Yes, but not in this case. The OP wasn't just being awkward for the sake of it!

blackteasplease · 17/08/2017 16:45

You are definitely not being unreasonable. First come first served (unless someone has a medical problem or similar that needs another person to give up their seat

Well done for not being intimidated!

ChiefClerkDrumknott · 17/08/2017 16:46

Oh sorry, he is obviously an ignorant sexist twat who hates all woman kind....or maybe he just couldn't understand why the OP couldn't scooch over for 3 stops

Because she didn't want to and has explained why. She was there first and he expected her to comply with his demands. When she didn't, he stropped like a child

If I had a rubbish day, anxious to get home and someone wouldn't move over I would probably think "fuck it" and walk off too

How do you know the OP hasn't had exactly the same sort of day? Why would your wants trump hers? It's not as if she refused to move, she stood up. Ridiculous reaction

diddl · 17/08/2017 16:47

"Yes, but not in this case. The OP wasn't just being awkward for the sake of it!"

I know I nowhere have I said that they wereConfused

RhubardGin · 17/08/2017 16:47

male entitlement

If it had been a woman who had expected OP to move and shouted fuck off and stormed off posters would just call the woman an idiot or entitled, which would have been true.

Or if the roles were reversed, and OP was male and the person in question female...would the female be sexist and be accused of having "female entitlement" because she expected him to move?

But because its a man it must be some sort of subconscious male entitlement? Maybe the guy is just a dick and would have acted like this to a male passenger, we will never know.

But we can please stop assuming that when a man is in any way a dick to a woman it's because of sexism!

Nettletheelf · 17/08/2017 16:48

You've been assaulted several times as a consequence of sitting on a window seat? Where do you live? India? Not to belittle your experience, but has it really happened several times?

I don't see this as a 'male privilege' thing.
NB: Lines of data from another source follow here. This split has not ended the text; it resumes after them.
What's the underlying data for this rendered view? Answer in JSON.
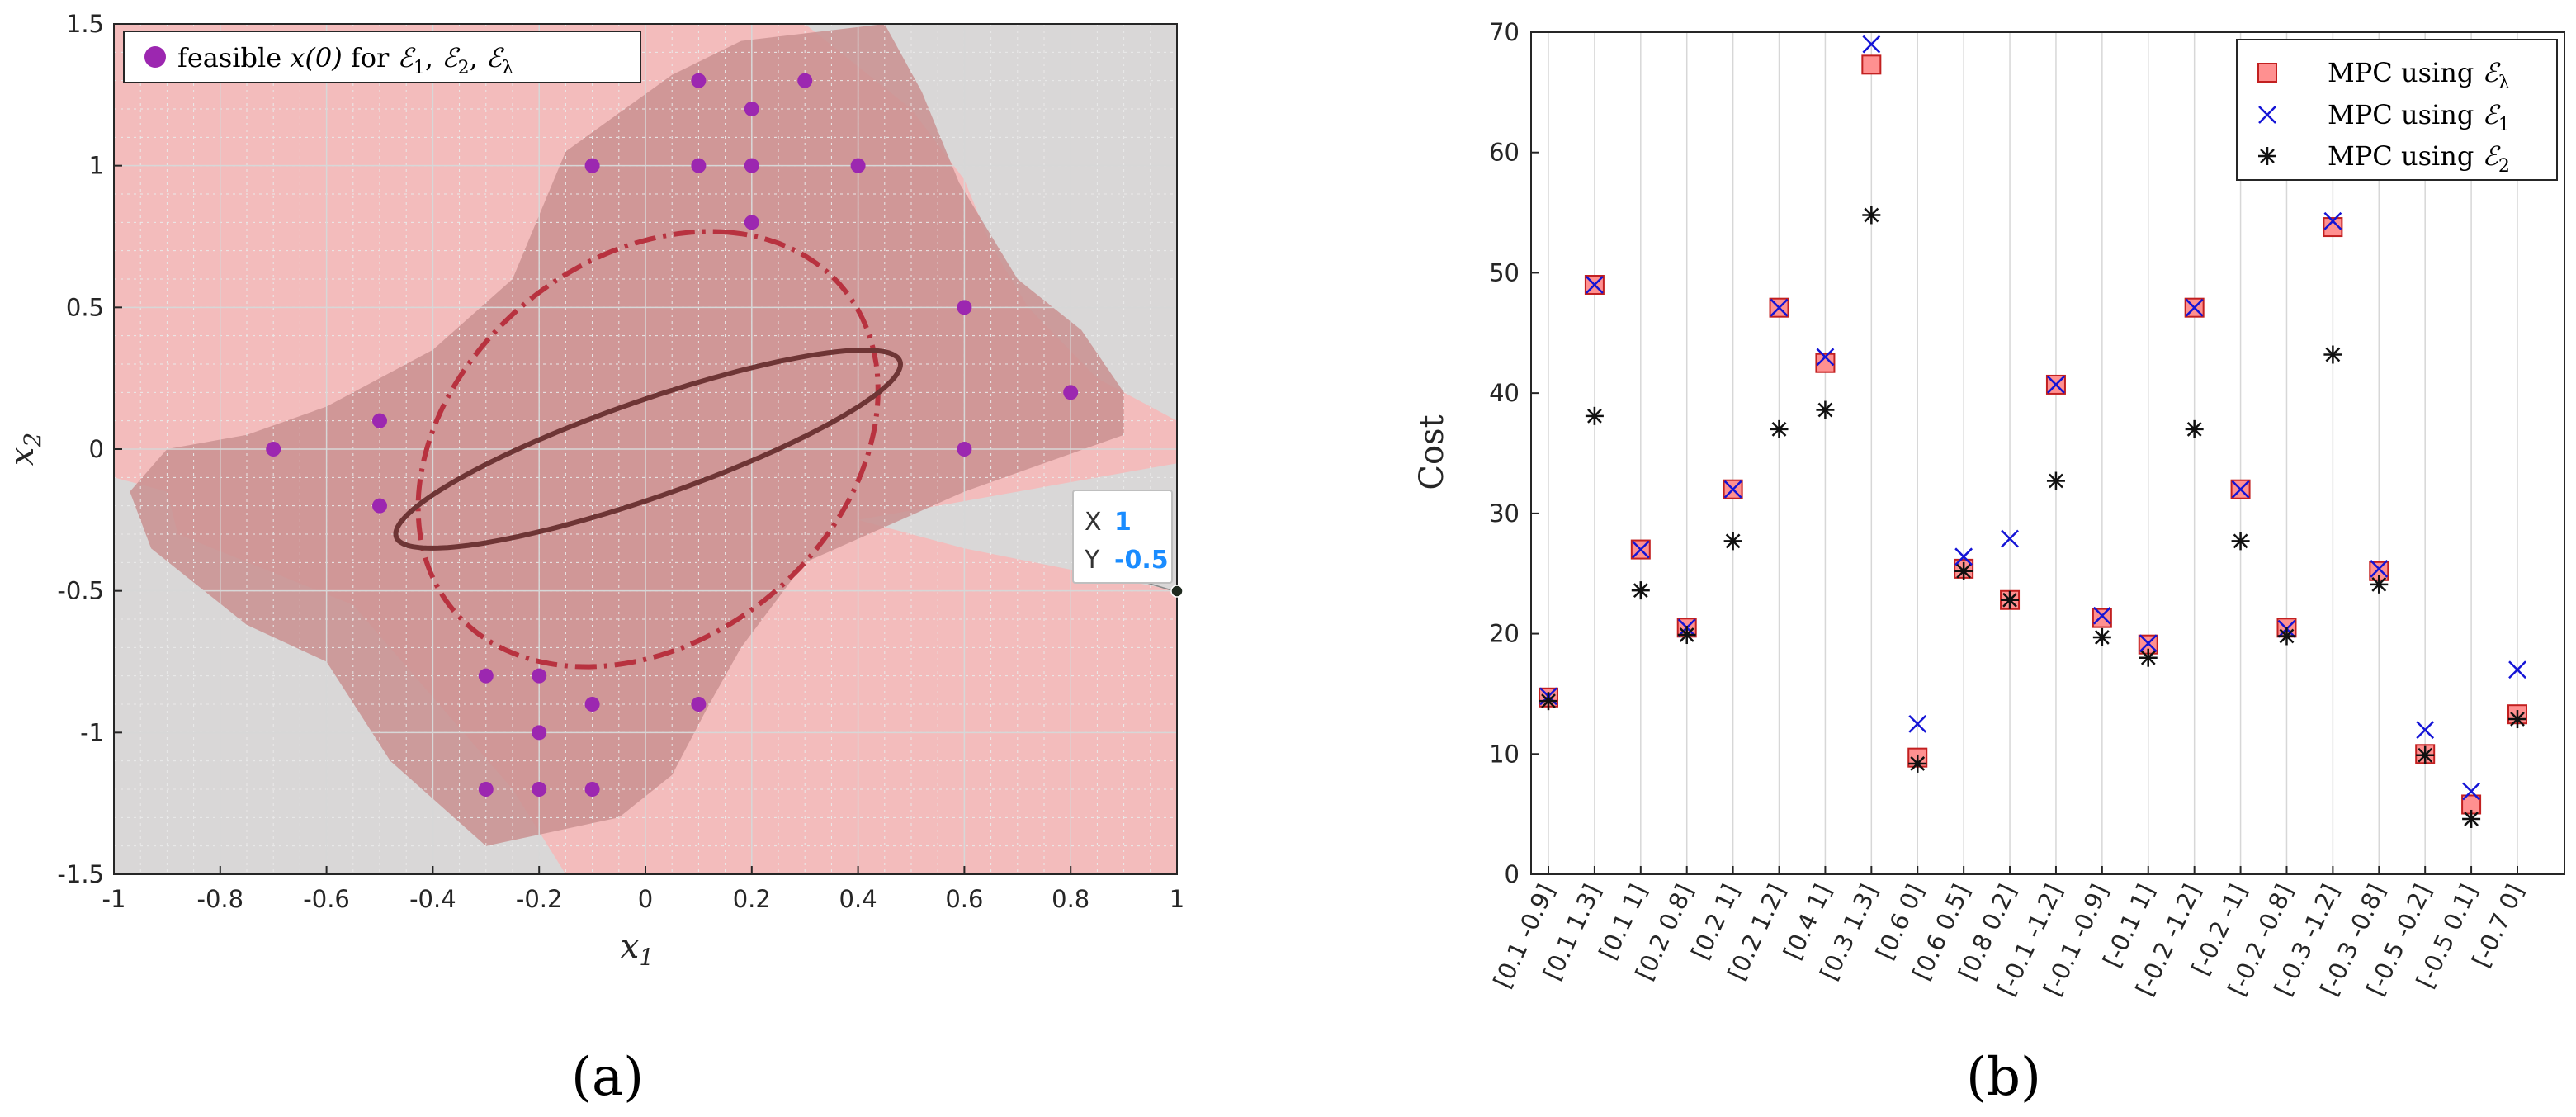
{
  "colors": {
    "light_region": "#f3bcbc",
    "dark_region": "#c99090",
    "gray_bg": "#d9d7d7",
    "point": "#9c27b0",
    "solid_ellipse": "#6e3535",
    "dashdot_ellipse": "#b8323f",
    "square_fill": "#ff9090",
    "square_edge": "#c22020",
    "cross": "#1414d6",
    "star": "#111111",
    "datatip_value": "#1a8cff"
  },
  "chart_data": [
    {
      "type": "scatter",
      "panel_label": "(a)",
      "xlabel": "x",
      "xlabel_sub": "1",
      "ylabel": "x",
      "ylabel_sub": "2",
      "xlim": [
        -1,
        1
      ],
      "ylim": [
        -1.5,
        1.5
      ],
      "x_ticks": [
        -1,
        -0.8,
        -0.6,
        -0.4,
        -0.2,
        0,
        0.2,
        0.4,
        0.6,
        0.8,
        1
      ],
      "x_tick_labels": [
        "-1",
        "-0.8",
        "-0.6",
        "-0.4",
        "-0.2",
        "0",
        "0.2",
        "0.4",
        "0.6",
        "0.8",
        "1"
      ],
      "y_ticks": [
        -1.5,
        -1,
        -0.5,
        0,
        0.5,
        1,
        1.5
      ],
      "y_tick_labels": [
        "-1.5",
        "-1",
        "-0.5",
        "0",
        "0.5",
        "1",
        "1.5"
      ],
      "legend": {
        "prefix": "feasible ",
        "math": "x(0)",
        "middle": " for ",
        "sets": [
          "ℰ",
          "ℰ",
          "ℰ"
        ],
        "set_subs": [
          "1",
          "2",
          "λ"
        ],
        "sep": ", "
      },
      "feasible_points": [
        [
          -0.7,
          0
        ],
        [
          -0.5,
          0.1
        ],
        [
          -0.5,
          -0.2
        ],
        [
          -0.1,
          1
        ],
        [
          0.1,
          1.3
        ],
        [
          0.1,
          1
        ],
        [
          0.2,
          1.2
        ],
        [
          0.2,
          1
        ],
        [
          0.2,
          0.8
        ],
        [
          0.3,
          1.3
        ],
        [
          0.4,
          1
        ],
        [
          0.6,
          0.5
        ],
        [
          0.6,
          0
        ],
        [
          0.8,
          0.2
        ],
        [
          -0.3,
          -0.8
        ],
        [
          -0.2,
          -0.8
        ],
        [
          -0.2,
          -1
        ],
        [
          -0.1,
          -0.9
        ],
        [
          0.1,
          -0.9
        ],
        [
          -0.3,
          -1.2
        ],
        [
          -0.2,
          -1.2
        ],
        [
          -0.1,
          -1.2
        ]
      ],
      "light_region": [
        [
          -1,
          1.5
        ],
        [
          -1,
          -0.1
        ],
        [
          -0.9,
          -0.15
        ],
        [
          -0.88,
          -0.3
        ],
        [
          -0.55,
          -0.55
        ],
        [
          -0.25,
          -1.2
        ],
        [
          -0.15,
          -1.5
        ],
        [
          1,
          -1.5
        ],
        [
          1,
          -0.5
        ],
        [
          0.6,
          -0.35
        ],
        [
          0.5,
          -0.3
        ],
        [
          0.4,
          -0.25
        ],
        [
          1,
          -0.05
        ],
        [
          1,
          0.1
        ],
        [
          0.85,
          0.25
        ],
        [
          0.72,
          0.5
        ],
        [
          0.65,
          0.72
        ],
        [
          0.6,
          0.95
        ],
        [
          0.5,
          1.2
        ],
        [
          0.3,
          1.5
        ]
      ],
      "dark_region": [
        [
          -0.9,
          0
        ],
        [
          -0.75,
          0.05
        ],
        [
          -0.6,
          0.15
        ],
        [
          -0.4,
          0.35
        ],
        [
          -0.25,
          0.6
        ],
        [
          -0.15,
          1.05
        ],
        [
          0.05,
          1.32
        ],
        [
          0.18,
          1.44
        ],
        [
          0.45,
          1.5
        ],
        [
          0.52,
          1.26
        ],
        [
          0.59,
          0.94
        ],
        [
          0.7,
          0.6
        ],
        [
          0.82,
          0.42
        ],
        [
          0.9,
          0.2
        ],
        [
          0.9,
          0.05
        ],
        [
          0.6,
          -0.15
        ],
        [
          0.3,
          -0.4
        ],
        [
          0.18,
          -0.7
        ],
        [
          0.12,
          -0.9
        ],
        [
          0.05,
          -1.15
        ],
        [
          -0.05,
          -1.3
        ],
        [
          -0.3,
          -1.4
        ],
        [
          -0.48,
          -1.1
        ],
        [
          -0.6,
          -0.75
        ],
        [
          -0.75,
          -0.62
        ],
        [
          -0.93,
          -0.35
        ],
        [
          -0.97,
          -0.15
        ]
      ],
      "ellipse_solid": {
        "center": [
          0.005,
          0.0
        ],
        "semi_axes": [
          0.57,
          0.15
        ],
        "angle_deg": 35
      },
      "ellipse_dashdot": {
        "center": [
          0.005,
          0.0
        ],
        "semi_axes": [
          0.78,
          0.41
        ],
        "angle_deg": 78
      },
      "datatip": {
        "x_label": "X",
        "x_value": "1",
        "y_label": "Y",
        "y_value": "-0.5",
        "point": [
          1,
          -0.5
        ]
      }
    },
    {
      "type": "scatter",
      "panel_label": "(b)",
      "xlabel": "",
      "ylabel": "Cost",
      "ylim": [
        0,
        70
      ],
      "y_ticks": [
        0,
        10,
        20,
        30,
        40,
        50,
        60,
        70
      ],
      "y_tick_labels": [
        "0",
        "10",
        "20",
        "30",
        "40",
        "50",
        "60",
        "70"
      ],
      "categories": [
        "[0.1 -0.9]",
        "[0.1 1.3]",
        "[0.1 1]",
        "[0.2 0.8]",
        "[0.2 1]",
        "[0.2 1.2]",
        "[0.4 1]",
        "[0.3 1.3]",
        "[0.6 0]",
        "[0.6 0.5]",
        "[0.8 0.2]",
        "[-0.1 -1.2]",
        "[-0.1 -0.9]",
        "[-0.1 1]",
        "[-0.2 -1.2]",
        "[-0.2 -1]",
        "[-0.2 -0.8]",
        "[-0.3 -1.2]",
        "[-0.3 -0.8]",
        "[-0.5 -0.2]",
        "[-0.5 0.1]",
        "[-0.7 0]"
      ],
      "series": [
        {
          "name": "MPC using ",
          "set": "ℰ",
          "sub": "λ",
          "marker": "square",
          "values": [
            14.7,
            49,
            27,
            20.5,
            32,
            47.1,
            42.5,
            67.3,
            9.7,
            25.4,
            22.8,
            40.7,
            21.3,
            19.1,
            47.1,
            32,
            20.5,
            53.8,
            25.2,
            10,
            5.8,
            13.3
          ]
        },
        {
          "name": "MPC using ",
          "set": "ℰ",
          "sub": "1",
          "marker": "x",
          "values": [
            14.8,
            49,
            27,
            20.5,
            32,
            47.1,
            43,
            69,
            12.5,
            26.4,
            27.9,
            40.7,
            21.5,
            19.2,
            47.1,
            32,
            20.4,
            54.3,
            25.4,
            12,
            6.9,
            17
          ]
        },
        {
          "name": "MPC using ",
          "set": "ℰ",
          "sub": "2",
          "marker": "star",
          "values": [
            14.4,
            38.1,
            23.6,
            19.9,
            27.7,
            37,
            38.6,
            54.8,
            9.2,
            25.2,
            22.8,
            32.7,
            19.7,
            18,
            37,
            27.7,
            19.8,
            43.2,
            24.1,
            9.9,
            4.6,
            12.9
          ]
        }
      ]
    }
  ]
}
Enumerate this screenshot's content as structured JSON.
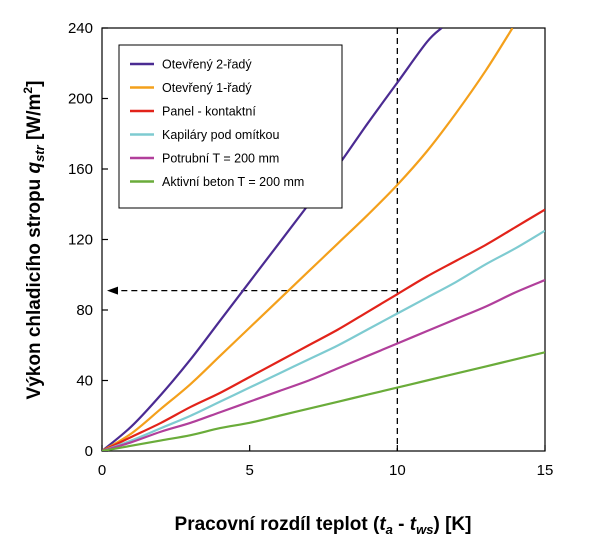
{
  "chart_data": {
    "type": "line",
    "xlabel_parts": {
      "prefix": "Pracovní rozdíl teplot (",
      "t1": "t",
      "t1_sub": "a",
      "minus": " - ",
      "t2": "t",
      "t2_sub": "ws",
      "suffix": ") [K]"
    },
    "ylabel_parts": {
      "prefix": "Výkon chladicího stropu ",
      "q": "q",
      "q_sub": "str",
      "unit_pre": " [W/m",
      "unit_sup": "2",
      "unit_post": "]"
    },
    "xlim": [
      0,
      15
    ],
    "ylim": [
      0,
      240
    ],
    "x_ticks": [
      "0",
      "5",
      "10",
      "15"
    ],
    "y_ticks": [
      "0",
      "40",
      "80",
      "120",
      "160",
      "200",
      "240"
    ],
    "x_tick_values": [
      0,
      5,
      10,
      15
    ],
    "y_tick_values": [
      0,
      40,
      80,
      120,
      160,
      200,
      240
    ],
    "grid": false,
    "legend_position": "top-left",
    "series": [
      {
        "name": "Otevřený 2-řadý",
        "color": "#4b2b92",
        "x": [
          0,
          1,
          2,
          3,
          4,
          5,
          6,
          7,
          8,
          9,
          10,
          11,
          11.5
        ],
        "y": [
          0,
          14,
          32,
          52,
          74,
          96,
          118,
          140,
          162,
          186,
          209,
          232,
          240
        ]
      },
      {
        "name": "Otevřený 1-řadý",
        "color": "#f4a01b",
        "x": [
          0,
          1,
          2,
          3,
          4,
          5,
          6,
          7,
          8,
          9,
          10,
          11,
          12,
          13,
          13.9
        ],
        "y": [
          0,
          10,
          24,
          38,
          54,
          70,
          86,
          102,
          118,
          134,
          151,
          170,
          192,
          216,
          240
        ]
      },
      {
        "name": "Panel - kontaktní",
        "color": "#e2231a",
        "x": [
          0,
          1,
          2,
          3,
          4,
          5,
          6,
          7,
          8,
          9,
          10,
          11,
          12,
          13,
          14,
          15
        ],
        "y": [
          0,
          8,
          16,
          25,
          33,
          42,
          51,
          60,
          69,
          79,
          89,
          99,
          108,
          117,
          127,
          137
        ]
      },
      {
        "name": "Kapiláry pod omítkou",
        "color": "#7ecbd1",
        "x": [
          0,
          1,
          2,
          3,
          4,
          5,
          6,
          7,
          8,
          9,
          10,
          11,
          12,
          13,
          14,
          15
        ],
        "y": [
          0,
          6,
          13,
          20,
          28,
          36,
          44,
          52,
          60,
          69,
          78,
          87,
          96,
          106,
          115,
          125
        ]
      },
      {
        "name": "Potrubní T = 200 mm",
        "color": "#b13f9b",
        "x": [
          0,
          1,
          2,
          3,
          4,
          5,
          6,
          7,
          8,
          9,
          10,
          11,
          12,
          13,
          14,
          15
        ],
        "y": [
          0,
          5,
          11,
          16,
          22,
          28,
          34,
          40,
          47,
          54,
          61,
          68,
          75,
          82,
          90,
          97
        ]
      },
      {
        "name": "Aktivní beton T = 200 mm",
        "color": "#6aac3a",
        "x": [
          0,
          1,
          2,
          3,
          4,
          5,
          6,
          7,
          8,
          9,
          10,
          11,
          12,
          13,
          14,
          15
        ],
        "y": [
          0,
          3,
          6,
          9,
          13,
          16,
          20,
          24,
          28,
          32,
          36,
          40,
          44,
          48,
          52,
          56
        ]
      }
    ],
    "annotation": {
      "x": 10,
      "y": 91,
      "arrow": "to-y-axis",
      "style": "dashed"
    }
  }
}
I'd have felt annoyed if I'd been in this man's place.

That's because I'd have looked at the OP in the aisle seat, rendering the empty window seat inaccessible, and thought, "she's trying to hog a double seat so that she can have plenty of space to herself". People do this on the commuter trains in my area. I always ask them to move over; the alternative is climbing over their legs and bags in a narrow space or swinging into the vacant spot, if it's a table seat, like Tarzan.

I don't understand why the OP didn't just move over when she discovered that the man would be getting off at the same spot. I'd have felt the same as him: I'd be thinking, "I've called her out on seat-hogging and now she's being deliberately difficult when she could just bloody move over".

Cyc10ne · 17/08/2017 16:48

For a site that bangs on and on about equality and sexism towards woman etc some posters don't seem to see the irony in what they post

Indeed. The hypocrisy is ridiculous

viques · 17/08/2017 16:51

Good for you OP. you offered him a seat, he didn't want it, he went elsewhere, the only unreasonable thing in the whole scenario was his attitude. Which stank.

I bet he is a TV remote Hogger too (sorry the only way I could get spell check to not insist I wanted jogger was to capitalise).

LadyDeLaFuente · 17/08/2017 16:51

YWBU. This is one of my pet hates when I get the bus - people sitting on the outside seat and me having to try and squeeze past with my briefcase and handbag in tow. People never stand up to let me in; if I'm lucky they'll swivel their legs to the side.

Then, when it's my stop, we have to go through the whole rigmarole again so I can get out. I can understand if it was a really long journey but having a "seat preference" while travelling a few stops seems selfish to me as you're putting other people out.

Why would you want to be constantly swivelling getting up to let people in and out when you could just move over and travel in peace?